This sounds like a report of a bug, but I believe this is not the actual story. It is more a report of a design tradeoff: the authors of those CP systems completely understand what happens, but were not happy to pay this performance price for reads. One thing is to have a data store that has a very limited performance in write operations but is very fast when you need to read, another thing is a data store where both writes and reads are very slow. However once you read potentially stale data from nodes, many of the advantages of having a CP system are gone. IMHO to revert those systems to a default where reads are applied to the state machine like writes is the sanest thing to do, even if options to potentially read stale reads are also useful in some context.
> This sounds like a report of a bug, but I believe this is not the actual story. It is more a report of a design tradeoff: the authors of those CP systems completely understand what happens, but were not happy to pay this performance price for reads
If the authors were aware of these issues then the documentation was dangerously misleading[1] and they should be docked points for that.

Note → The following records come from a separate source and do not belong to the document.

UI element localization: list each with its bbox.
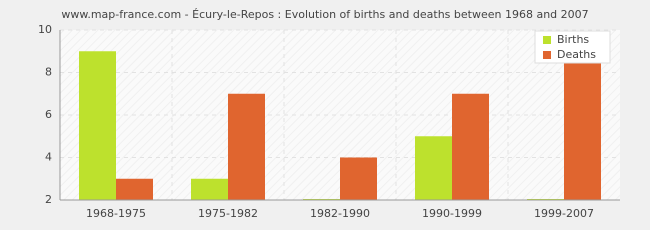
- chart-title: www.map-france.com - Écury-le-Repos : Ev…: [61, 8, 588, 21]
- x-tick-label: 1990-1999: [422, 207, 482, 220]
- bar: [191, 178, 228, 200]
- y-tick-label: 2: [45, 193, 52, 206]
- x-tick-label: 1982-1990: [310, 207, 370, 220]
- chart: www.map-france.com - Écury-le-Repos : Ev…: [0, 0, 650, 230]
- legend-label: Births: [557, 33, 589, 46]
- legend-swatch: [543, 36, 551, 44]
- bar: [452, 93, 489, 200]
- y-tick-label: 8: [45, 66, 52, 79]
- x-tick-label: 1975-1982: [198, 207, 258, 220]
- bar: [415, 136, 452, 200]
- legend-label: Deaths: [557, 48, 596, 61]
- bar: [340, 157, 377, 200]
- x-tick-label: 1999-2007: [534, 207, 594, 220]
- bar: [564, 51, 601, 200]
- bar: [79, 51, 116, 200]
- bar: [116, 178, 153, 200]
- y-tick-label: 4: [45, 151, 52, 164]
- y-tick-label: 10: [38, 23, 52, 36]
- x-tick-label: 1968-1975: [86, 207, 146, 220]
- y-tick-label: 6: [45, 108, 52, 121]
- legend-swatch: [543, 51, 551, 59]
- bar: [228, 93, 265, 200]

[1] As reported by aphyr, haven't read through it all myself. I'm thinking primarily of the labeling of "read from leader without going through log" as "consistent" bit.
That's why I think this is a design decisions in both cases:
In one of this products (etcd if I remember correctly) there was a clear statement in the documentation about this semantics, and anyway, who implements Raft knows that for reads to be consistent they need to go the same path as writes. In the Raft paper you can find a whole section about this.
If you check the paper there are the following clearly stated informations:
Leaders can't reply to read queries without doing additional checks otherwise the reads are not linearizable.
For the reads to be linearizable, the following two things must be performed by leaders.
1) Commit a NOP at the start of its term, which is not a problem from a performance point of view. The problem is "2".
2) A leader needs to check if it is still the leader before every read, and this requires to contact a majority. That's the performance problem of linearizable reads, because you need to pay a latency equal to the latency of the slowest reply of the N/2+1 acks you need.
However note that even linearizable reads don't require fsync() to be called, so they are still better than writes.
What's your opinion on exposing the option of stale vs. consistent read in the API? I can see cases where I'd be ok with a stale read while for others I'd like the most up-to-date value.
That makes a lot of sense, there are definitely use cases where to read a past value is viable, especially considering the big difference in performances between the two kind of reads.